As I have explored and researched various options I have found great variation in how various doctors view the best treatment options.  Where I live there is only one hospital that has a davinci robot--few surgeons have experience, and fewer still are up the learning curve to the point where they're really reliable.  Now I've heard that another hospital will be getting a davinci, so we can expect more public acceptance and understanding throughout the medical community of this treatment option.

I seem to be rambling, and I'm sorry.  The point I'm trying to make is, using the davinci robot option as an example, that many doctors do not know very much about things outside their direct area of experience.  This is understandable.  Surgeons prefer and trust surgery, radiation oncologists will counsel their treatment approaches.  All of them will have a risk of side effects and no one can guarantee your results.  The main thing is the skill and experience of the practitioner, whatever the specialty.

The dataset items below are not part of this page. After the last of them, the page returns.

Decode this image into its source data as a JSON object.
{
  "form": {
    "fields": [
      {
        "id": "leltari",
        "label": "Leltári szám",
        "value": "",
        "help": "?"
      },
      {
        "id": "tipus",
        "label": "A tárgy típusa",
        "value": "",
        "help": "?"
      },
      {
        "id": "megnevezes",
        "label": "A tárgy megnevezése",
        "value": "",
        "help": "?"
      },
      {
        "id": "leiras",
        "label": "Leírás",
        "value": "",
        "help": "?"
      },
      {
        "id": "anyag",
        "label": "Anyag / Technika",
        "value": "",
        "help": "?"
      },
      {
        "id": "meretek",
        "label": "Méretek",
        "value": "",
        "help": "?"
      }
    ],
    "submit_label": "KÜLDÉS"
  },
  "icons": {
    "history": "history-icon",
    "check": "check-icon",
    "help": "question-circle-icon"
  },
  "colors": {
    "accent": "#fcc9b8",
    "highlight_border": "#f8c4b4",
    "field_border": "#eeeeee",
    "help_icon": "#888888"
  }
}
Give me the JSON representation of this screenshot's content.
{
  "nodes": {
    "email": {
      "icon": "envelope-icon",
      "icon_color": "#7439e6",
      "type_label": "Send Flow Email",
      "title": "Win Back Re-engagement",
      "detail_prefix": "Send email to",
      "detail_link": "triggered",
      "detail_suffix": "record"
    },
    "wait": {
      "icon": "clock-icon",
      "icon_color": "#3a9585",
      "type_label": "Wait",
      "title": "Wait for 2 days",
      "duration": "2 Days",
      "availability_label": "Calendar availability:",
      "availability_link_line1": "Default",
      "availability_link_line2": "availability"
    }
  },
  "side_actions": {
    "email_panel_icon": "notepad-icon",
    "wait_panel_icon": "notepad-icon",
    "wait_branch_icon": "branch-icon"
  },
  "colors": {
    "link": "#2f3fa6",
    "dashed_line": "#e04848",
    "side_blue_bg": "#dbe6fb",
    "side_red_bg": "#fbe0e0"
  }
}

The aggressiveness of your tumor and specifics will require the greatest skill (I know I am stating the obvious).  I would seek the counsel of the two or three top options in the country, Scardino at MSK, someone like Partin at John Hopkins, plus the advice of the top radiological oncologist in Seattle.  Stick with the research until you are confident of your choice. 

Oh, just thought of one more factor to consider, and that is that Scardino is one of the best and one of the few doctors who is doing nerve grafts.  Most won't even touch this procedure.  If it were me, I would be very interested in his views on the applicability of this for your situation...

Best of luck and you will be in my prayers.



Age, 53
PSA 3.76, Gleason 6, T1c, scans negative
psa doubling time 35 months
Still researching and deciding treatment options.  Leaning towards da vinci robotic.